Bagian akhir laporan van Steenis berspekulasi tentang cara penularan influenza di Magelang. Meskipun ia dengan tepat mengidentifikasi “infeksi droplet dalam jarak dekat” sebagai cara utama, pernyataannya, “Di daerah pegunungan yang tinggi dan lembab, saya menganggap mungkin kuman infeksi yang bertahan lama berhembus melalui udara pada dini hari atau sore hari dari desa ke desa dalam jarak yang lebih jauh”, menarik dan mungkin tidak akan diterima oleh para ahli epidemiologi masa kini.
Meskipun ada beberapa laporan mengenai pandemi influenza 1918 di Hindia Belanda, sebagian besar menggambarkan pandemi tersebut pada tingkat agregasi spasial yang tinggi (seperti 'Rapport over de Influenza-epidemie in Nederlandsch-Indië 1918' (Laporan mengenai epidemi influenza di Hindia Belanda 1918), Keanggotaan Layanan Keanggotaan Umum Burgerlijken di Belanda-India (Laporan Dinas Medis Sipil di Hindia Belanda) 1920;10:77–157); atau memberikan gambaran singkat tentang pandemi di lokasi tertentu (misalnya, Catatan Waktu Kolonial Berdasarkan pertimbangan dan tingkat detailnya, laporan van Steenis tentang pandemi di Magelang merupakan sumber daya yang unik dan berharga yang menonjol karena menyediakan konteks ilmiah, sosial, dan spasial yang kaya tentang bagaimana peristiwa yang menghancurkan ini terjadi di salah satu wilayah dengan penduduk terpadat di dunia.

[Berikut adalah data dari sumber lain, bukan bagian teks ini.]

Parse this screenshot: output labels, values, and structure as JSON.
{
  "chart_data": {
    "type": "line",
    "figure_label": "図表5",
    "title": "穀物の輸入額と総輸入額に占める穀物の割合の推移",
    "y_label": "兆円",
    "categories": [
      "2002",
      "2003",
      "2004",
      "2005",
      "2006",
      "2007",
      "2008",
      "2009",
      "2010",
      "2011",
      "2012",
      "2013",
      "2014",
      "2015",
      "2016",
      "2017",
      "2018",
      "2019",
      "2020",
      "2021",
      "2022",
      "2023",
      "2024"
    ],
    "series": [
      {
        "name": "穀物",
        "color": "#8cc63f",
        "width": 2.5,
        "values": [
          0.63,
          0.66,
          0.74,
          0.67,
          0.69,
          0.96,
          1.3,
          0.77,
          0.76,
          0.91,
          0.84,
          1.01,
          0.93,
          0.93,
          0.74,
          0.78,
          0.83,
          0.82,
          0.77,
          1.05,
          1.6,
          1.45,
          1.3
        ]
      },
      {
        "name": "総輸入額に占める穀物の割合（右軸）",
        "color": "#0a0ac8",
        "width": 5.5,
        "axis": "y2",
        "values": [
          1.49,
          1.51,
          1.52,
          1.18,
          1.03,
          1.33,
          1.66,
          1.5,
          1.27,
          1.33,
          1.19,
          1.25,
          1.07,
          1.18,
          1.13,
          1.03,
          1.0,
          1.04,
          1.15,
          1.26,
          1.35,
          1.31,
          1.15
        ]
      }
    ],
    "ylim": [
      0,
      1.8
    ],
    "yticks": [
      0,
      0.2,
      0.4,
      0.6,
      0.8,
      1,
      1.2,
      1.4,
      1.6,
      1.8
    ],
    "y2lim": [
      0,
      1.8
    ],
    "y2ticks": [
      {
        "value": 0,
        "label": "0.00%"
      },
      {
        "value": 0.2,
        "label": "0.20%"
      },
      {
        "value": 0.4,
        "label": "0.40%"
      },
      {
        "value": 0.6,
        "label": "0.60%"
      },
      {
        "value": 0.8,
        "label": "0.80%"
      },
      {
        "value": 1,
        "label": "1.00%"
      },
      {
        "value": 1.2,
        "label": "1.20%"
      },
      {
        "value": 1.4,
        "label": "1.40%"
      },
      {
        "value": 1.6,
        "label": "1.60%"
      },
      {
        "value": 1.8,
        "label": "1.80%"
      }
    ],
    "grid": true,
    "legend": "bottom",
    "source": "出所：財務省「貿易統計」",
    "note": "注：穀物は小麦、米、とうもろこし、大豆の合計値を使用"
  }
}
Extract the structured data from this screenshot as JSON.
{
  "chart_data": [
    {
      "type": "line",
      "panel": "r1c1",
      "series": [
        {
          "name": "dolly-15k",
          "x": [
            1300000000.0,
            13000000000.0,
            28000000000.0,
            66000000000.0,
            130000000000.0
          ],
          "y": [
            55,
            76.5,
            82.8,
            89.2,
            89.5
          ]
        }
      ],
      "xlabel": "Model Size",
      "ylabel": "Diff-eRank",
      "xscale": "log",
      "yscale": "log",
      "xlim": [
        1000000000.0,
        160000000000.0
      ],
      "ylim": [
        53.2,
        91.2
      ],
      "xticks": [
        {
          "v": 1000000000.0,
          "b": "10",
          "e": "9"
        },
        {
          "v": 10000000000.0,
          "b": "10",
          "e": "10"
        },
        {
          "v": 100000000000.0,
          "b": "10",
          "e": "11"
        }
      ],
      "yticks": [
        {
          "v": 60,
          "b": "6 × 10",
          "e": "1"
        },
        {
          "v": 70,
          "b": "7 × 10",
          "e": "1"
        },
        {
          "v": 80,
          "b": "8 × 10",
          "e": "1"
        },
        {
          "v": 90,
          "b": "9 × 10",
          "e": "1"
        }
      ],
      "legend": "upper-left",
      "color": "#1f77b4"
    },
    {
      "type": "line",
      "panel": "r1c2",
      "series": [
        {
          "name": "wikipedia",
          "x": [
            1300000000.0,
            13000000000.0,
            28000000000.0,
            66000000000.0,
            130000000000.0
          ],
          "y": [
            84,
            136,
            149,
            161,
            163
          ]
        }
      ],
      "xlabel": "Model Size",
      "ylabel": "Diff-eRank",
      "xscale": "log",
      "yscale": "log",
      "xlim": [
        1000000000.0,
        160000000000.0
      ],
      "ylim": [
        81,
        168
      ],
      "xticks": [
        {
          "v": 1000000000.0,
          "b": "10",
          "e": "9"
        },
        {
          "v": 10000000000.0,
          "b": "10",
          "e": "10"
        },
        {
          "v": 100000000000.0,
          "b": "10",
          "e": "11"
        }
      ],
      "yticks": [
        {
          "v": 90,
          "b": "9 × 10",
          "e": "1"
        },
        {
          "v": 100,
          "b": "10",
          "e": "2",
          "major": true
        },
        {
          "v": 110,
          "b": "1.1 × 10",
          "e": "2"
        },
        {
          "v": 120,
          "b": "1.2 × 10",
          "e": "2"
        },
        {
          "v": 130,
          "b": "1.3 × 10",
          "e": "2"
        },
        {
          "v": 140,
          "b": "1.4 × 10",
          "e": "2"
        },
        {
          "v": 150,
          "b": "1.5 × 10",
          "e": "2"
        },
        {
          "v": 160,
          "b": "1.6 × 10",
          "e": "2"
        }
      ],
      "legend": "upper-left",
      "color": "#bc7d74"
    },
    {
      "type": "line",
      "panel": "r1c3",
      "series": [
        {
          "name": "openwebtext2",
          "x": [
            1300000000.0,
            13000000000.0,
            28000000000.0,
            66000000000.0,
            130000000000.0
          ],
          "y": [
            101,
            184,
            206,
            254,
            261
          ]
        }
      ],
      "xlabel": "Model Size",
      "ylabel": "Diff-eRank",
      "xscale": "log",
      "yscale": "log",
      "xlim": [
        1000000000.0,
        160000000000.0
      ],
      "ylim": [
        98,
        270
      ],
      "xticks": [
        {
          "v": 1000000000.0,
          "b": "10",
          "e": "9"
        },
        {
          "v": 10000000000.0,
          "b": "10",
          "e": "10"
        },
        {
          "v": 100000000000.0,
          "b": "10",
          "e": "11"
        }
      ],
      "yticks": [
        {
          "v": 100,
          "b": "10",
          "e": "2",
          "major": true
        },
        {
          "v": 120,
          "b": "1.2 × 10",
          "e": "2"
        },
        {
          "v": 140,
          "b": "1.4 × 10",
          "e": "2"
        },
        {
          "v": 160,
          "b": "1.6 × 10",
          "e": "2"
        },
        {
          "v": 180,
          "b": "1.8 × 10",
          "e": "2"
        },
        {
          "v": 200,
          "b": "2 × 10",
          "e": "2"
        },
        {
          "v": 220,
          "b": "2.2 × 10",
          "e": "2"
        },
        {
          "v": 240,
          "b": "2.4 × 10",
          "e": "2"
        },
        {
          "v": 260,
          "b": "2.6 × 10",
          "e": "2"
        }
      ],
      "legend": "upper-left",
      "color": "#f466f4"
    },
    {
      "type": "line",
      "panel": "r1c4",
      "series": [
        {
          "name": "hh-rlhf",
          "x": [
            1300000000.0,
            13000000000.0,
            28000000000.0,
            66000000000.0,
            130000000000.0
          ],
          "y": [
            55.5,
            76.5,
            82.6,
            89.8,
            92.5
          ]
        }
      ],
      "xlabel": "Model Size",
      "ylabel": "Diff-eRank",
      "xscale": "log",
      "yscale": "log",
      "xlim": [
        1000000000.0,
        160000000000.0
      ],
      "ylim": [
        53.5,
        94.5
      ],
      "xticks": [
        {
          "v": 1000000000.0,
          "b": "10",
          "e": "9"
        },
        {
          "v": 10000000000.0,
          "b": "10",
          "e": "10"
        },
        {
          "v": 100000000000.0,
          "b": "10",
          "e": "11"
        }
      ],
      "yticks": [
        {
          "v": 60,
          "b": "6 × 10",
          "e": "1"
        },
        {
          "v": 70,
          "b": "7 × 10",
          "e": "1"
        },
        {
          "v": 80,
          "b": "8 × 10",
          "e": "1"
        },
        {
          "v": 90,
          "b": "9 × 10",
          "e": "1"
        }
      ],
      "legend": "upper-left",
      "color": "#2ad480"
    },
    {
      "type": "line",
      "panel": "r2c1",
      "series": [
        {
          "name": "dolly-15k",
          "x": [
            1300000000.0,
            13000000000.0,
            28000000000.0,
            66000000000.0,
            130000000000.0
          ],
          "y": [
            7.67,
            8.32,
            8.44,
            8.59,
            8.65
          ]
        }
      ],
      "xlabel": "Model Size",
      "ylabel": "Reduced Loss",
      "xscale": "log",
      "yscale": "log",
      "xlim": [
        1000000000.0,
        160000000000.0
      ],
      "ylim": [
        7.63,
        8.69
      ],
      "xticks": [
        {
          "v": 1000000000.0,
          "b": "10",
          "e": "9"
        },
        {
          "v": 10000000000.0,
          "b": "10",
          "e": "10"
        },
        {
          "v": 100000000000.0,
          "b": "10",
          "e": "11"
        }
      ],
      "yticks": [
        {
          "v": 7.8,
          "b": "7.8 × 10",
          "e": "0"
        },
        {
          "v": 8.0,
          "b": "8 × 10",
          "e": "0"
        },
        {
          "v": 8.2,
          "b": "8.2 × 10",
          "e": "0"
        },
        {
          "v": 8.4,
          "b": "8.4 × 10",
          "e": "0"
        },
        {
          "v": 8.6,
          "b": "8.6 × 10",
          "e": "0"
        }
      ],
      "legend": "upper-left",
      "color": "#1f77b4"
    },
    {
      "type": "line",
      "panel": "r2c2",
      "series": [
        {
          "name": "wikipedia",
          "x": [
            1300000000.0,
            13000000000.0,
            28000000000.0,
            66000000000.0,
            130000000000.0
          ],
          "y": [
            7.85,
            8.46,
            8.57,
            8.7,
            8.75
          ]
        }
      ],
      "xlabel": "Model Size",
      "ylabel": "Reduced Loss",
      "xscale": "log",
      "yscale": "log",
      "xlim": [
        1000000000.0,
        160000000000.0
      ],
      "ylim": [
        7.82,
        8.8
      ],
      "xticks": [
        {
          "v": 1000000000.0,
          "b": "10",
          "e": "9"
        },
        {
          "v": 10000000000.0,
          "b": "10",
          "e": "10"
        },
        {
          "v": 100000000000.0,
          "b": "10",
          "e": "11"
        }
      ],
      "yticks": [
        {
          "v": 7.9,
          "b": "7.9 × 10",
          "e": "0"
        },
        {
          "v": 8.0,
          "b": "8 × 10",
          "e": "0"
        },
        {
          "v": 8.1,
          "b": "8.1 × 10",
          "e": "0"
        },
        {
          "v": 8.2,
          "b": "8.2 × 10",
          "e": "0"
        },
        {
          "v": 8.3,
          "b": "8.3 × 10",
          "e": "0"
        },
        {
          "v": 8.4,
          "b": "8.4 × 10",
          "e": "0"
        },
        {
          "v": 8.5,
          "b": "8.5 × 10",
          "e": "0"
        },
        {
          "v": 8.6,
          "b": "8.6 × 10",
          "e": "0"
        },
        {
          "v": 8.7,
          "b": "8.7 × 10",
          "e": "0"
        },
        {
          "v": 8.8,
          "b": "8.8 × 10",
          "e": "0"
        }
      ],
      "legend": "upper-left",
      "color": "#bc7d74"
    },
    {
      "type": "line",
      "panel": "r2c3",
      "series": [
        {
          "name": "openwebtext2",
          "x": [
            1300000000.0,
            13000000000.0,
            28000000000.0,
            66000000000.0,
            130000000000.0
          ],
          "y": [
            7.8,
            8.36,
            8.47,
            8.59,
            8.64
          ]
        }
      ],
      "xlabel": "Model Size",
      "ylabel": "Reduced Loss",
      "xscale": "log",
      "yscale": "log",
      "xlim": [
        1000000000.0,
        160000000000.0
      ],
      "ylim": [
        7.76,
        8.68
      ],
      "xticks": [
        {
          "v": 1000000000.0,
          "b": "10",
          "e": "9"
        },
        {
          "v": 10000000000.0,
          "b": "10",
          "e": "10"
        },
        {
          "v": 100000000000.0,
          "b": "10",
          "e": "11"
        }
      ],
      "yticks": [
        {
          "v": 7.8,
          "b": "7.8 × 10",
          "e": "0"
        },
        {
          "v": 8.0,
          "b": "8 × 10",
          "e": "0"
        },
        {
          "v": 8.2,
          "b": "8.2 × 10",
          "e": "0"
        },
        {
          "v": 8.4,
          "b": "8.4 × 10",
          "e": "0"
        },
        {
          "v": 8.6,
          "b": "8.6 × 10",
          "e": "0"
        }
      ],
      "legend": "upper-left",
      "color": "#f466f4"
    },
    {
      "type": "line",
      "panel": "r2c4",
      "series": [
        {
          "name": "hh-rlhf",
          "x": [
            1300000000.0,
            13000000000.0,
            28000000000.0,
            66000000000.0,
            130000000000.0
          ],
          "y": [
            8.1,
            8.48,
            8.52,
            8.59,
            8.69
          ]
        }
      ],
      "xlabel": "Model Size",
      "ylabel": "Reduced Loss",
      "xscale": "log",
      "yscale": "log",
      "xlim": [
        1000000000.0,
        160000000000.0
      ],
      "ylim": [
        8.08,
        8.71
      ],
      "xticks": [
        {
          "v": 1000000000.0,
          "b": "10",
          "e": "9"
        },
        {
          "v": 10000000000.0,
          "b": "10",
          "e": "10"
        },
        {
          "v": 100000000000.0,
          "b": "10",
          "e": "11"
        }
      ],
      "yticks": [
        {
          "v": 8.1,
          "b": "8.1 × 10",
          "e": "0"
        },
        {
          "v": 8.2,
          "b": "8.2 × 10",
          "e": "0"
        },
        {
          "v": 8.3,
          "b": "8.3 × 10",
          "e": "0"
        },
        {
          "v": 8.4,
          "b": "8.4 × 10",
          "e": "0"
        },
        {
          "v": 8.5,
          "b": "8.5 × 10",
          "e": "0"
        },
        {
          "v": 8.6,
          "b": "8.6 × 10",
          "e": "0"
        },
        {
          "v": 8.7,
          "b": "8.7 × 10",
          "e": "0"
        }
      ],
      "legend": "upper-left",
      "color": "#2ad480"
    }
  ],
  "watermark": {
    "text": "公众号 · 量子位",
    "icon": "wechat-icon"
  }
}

van Steenis, PB 'Beberapa catatan epidemiologi tentang flu di Divisi Magelang, 1918', Jurnal Medis untuk Hindia BelandaLIX:901-20.
Siddharth Chandra ([email protected]) adalah Direktur, Pusat Studi Asia dan Profesor Ekonomi, James Madison College dan Profesor (dengan hormat), Departemen Epidemiologi dan Biostatistik, Universitas Negeri Michigan.